The TCI workstation used in this study shows Csdt for Ceff rounding off below the decimal point. For example, it displays Csdt between 1.45 min to 2.44 min as 2.0 min. Therefore, we used a simulation software (PKPD Tools for Excel) to calculate accurate durations of evacuation for Cp and Ceff. The evacuation correction was performed based on the time point where the time required to decrease Cp and Ceff to a certain degree would be identical and irrelevant to maintaining concentrations, but relevant to the duration of infusion [7]. Csdt of 8.0 µg/ml to 4.0 µg/ml at 3 min of TCI would be identical to that of 4.0 µg/ml to 2.0 µg/ml. Eventually, Cp and Ceff decreased to 4.0 µg/ml after Csdt-Cp and Csdt-Ceff. But the Cp decreases faster than the Ceff after cessation of infusion [8,9]. Therefore, during EVACeff, Cp would be lower than Ceff after Csdt-Ceff, but the wrong TCI would regard this status as a pseudo-equilibrium state. Accordingly, the Cp could be over-predicted around the emulsion replacement. However during EVACpl, the TCI system would not miss the time course of Cp and more accurately infuse the deficit during the drug replacement.
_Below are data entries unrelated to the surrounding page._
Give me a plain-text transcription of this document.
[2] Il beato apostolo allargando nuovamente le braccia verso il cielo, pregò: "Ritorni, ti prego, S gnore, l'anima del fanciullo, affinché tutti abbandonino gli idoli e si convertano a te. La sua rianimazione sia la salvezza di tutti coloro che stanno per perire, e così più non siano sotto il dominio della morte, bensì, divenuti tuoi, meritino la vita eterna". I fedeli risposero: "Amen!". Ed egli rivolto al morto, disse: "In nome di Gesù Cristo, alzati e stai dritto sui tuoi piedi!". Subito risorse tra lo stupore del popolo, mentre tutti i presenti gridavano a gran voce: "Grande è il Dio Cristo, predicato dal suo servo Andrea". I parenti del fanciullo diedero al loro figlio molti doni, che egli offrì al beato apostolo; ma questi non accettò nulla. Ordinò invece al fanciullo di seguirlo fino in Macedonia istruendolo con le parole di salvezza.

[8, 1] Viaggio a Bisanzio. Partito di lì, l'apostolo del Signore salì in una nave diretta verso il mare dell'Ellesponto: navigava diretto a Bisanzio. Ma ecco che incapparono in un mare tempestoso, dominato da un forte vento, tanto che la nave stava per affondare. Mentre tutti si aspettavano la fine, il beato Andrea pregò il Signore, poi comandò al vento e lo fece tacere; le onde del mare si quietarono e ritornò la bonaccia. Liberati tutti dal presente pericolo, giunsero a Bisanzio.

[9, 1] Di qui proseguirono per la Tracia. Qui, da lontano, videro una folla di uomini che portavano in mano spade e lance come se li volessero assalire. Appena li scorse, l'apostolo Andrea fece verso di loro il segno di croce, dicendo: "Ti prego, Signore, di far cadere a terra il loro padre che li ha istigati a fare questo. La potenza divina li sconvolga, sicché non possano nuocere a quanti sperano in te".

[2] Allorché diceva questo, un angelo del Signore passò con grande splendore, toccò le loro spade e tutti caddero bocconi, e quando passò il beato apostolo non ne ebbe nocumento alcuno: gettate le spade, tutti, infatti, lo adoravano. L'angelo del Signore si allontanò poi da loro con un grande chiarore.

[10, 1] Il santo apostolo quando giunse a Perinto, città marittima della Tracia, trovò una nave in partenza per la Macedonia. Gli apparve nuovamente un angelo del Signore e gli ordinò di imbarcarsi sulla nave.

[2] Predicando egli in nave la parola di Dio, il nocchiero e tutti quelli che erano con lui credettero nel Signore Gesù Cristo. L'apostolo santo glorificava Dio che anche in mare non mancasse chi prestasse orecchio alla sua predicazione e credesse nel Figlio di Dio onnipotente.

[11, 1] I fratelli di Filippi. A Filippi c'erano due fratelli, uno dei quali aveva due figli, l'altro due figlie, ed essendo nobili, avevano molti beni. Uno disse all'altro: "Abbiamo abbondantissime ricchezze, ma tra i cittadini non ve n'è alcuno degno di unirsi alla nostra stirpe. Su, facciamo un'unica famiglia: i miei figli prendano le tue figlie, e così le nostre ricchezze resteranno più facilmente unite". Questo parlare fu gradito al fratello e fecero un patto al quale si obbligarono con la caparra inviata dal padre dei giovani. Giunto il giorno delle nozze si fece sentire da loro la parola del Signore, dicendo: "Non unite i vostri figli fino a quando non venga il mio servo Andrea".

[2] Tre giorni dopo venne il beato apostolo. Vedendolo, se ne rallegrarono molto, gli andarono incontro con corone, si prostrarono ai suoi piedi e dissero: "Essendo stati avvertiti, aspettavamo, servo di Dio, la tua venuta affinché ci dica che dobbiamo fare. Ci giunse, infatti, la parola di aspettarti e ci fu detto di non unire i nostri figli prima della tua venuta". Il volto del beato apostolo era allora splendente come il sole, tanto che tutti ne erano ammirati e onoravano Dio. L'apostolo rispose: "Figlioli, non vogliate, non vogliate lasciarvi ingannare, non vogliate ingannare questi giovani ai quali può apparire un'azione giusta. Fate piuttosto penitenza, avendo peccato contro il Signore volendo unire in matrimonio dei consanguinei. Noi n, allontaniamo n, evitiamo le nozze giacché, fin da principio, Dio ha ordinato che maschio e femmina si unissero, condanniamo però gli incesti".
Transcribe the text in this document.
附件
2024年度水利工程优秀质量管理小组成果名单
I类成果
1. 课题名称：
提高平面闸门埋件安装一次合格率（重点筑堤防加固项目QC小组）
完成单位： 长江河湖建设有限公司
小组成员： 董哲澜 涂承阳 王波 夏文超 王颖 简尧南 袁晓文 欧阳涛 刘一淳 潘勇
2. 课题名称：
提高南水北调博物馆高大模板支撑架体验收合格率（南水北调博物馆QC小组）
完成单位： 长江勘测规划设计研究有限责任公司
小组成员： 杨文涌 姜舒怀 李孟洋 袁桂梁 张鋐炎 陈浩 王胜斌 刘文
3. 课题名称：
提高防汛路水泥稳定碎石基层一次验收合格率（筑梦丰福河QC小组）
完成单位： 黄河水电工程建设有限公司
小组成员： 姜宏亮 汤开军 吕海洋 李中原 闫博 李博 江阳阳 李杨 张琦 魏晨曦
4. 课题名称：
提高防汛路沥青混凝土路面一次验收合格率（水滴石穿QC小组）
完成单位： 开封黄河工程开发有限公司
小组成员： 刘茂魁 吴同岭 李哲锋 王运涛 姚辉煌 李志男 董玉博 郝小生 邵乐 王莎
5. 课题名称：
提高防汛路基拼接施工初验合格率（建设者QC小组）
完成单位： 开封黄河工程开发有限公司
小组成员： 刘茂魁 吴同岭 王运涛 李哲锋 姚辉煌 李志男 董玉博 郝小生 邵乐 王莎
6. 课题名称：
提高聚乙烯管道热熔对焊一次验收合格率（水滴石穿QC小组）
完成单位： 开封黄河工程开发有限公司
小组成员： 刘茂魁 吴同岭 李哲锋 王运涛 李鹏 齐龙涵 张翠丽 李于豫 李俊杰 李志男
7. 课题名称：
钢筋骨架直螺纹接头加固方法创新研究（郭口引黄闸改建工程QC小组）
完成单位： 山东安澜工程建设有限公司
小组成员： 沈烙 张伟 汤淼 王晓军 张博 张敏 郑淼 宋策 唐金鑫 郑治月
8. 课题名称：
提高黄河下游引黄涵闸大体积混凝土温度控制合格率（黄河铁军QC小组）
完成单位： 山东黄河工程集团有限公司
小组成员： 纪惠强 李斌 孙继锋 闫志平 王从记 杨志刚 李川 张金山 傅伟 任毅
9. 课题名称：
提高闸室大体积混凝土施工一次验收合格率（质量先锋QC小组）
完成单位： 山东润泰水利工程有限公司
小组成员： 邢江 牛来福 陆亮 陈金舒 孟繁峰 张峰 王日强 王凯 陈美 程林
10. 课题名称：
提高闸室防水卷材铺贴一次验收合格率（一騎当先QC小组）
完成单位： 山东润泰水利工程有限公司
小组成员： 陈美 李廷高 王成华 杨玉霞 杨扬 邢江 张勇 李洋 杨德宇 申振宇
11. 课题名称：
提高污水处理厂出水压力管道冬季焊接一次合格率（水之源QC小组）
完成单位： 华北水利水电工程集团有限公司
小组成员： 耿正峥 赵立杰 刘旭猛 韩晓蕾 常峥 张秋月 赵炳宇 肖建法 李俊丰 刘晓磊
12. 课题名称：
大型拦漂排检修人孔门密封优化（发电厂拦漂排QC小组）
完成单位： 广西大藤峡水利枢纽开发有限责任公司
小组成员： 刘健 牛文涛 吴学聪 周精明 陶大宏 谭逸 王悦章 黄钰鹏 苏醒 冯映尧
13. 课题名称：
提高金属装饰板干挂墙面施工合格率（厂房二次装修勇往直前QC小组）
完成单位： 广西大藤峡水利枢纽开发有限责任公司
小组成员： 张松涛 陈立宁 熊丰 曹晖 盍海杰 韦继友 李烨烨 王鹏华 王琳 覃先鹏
However, there were some limitations in our experiment. First, as discussed earlier in our previous report [3], the corrections were performed on the basis of the concentration of central compartment (Cp) and Ceff. But the pharmacokinetic model of this study was not a one compartment model but a three compartment model. Therefore, the correction methods were not perfect, even though they were rapid. Simulations of the concentration of three compartments using PK/PD software showed that the TCI following falsely selected to higher concentration setting and predicted the concentrations of the peripheral compartments to be higher as well as Cp (Fig. 5). These differences at the peripheral compartments are considered to be the cause of the small amount of over-correction after the manual bolus during the fill-up correction and led to a slight decrease of Ceff-rep after the drug replacement. On the contrary, TCI following falsely selected to lower concentration predicted the concentration of the peripheral compartments to be lower as well as Cp. Therefore, the Ceff-rep after the drug replacement slightly increased, then approached to the target. However, the mean deviations from the target were within the range of ± 5.0%. Second, some clinicians might consider the correction methods of this study to be more complicated than just imaging the predicted concentrations to be double or half of the concentrations displayed on the TCI workstation. And this method could be useful for a short duration of infusion but might be not suitable for a long duration of anesthesia. Third, in this study, we used distilled water as virtual emulsion. Therefore, we did not replace the emulsion to correct concentrations, and waited just 1 min to simulate the syringe replacement time in clinical circumstances. Also, the gravimetrically measured amount was converted into the correct concentration of propofol during the simulation.
The purpose of this study was to investigate the risk management for an erroneous situation during TCI. There is no doubt that it is essential to pay attention to the preparation of TCI. Also the wrong selection of the drug emulsion concentration may not be frequent in clinical settings. However, if we know how to handle possible error situations in advance we will be able to effectively deal with those issues.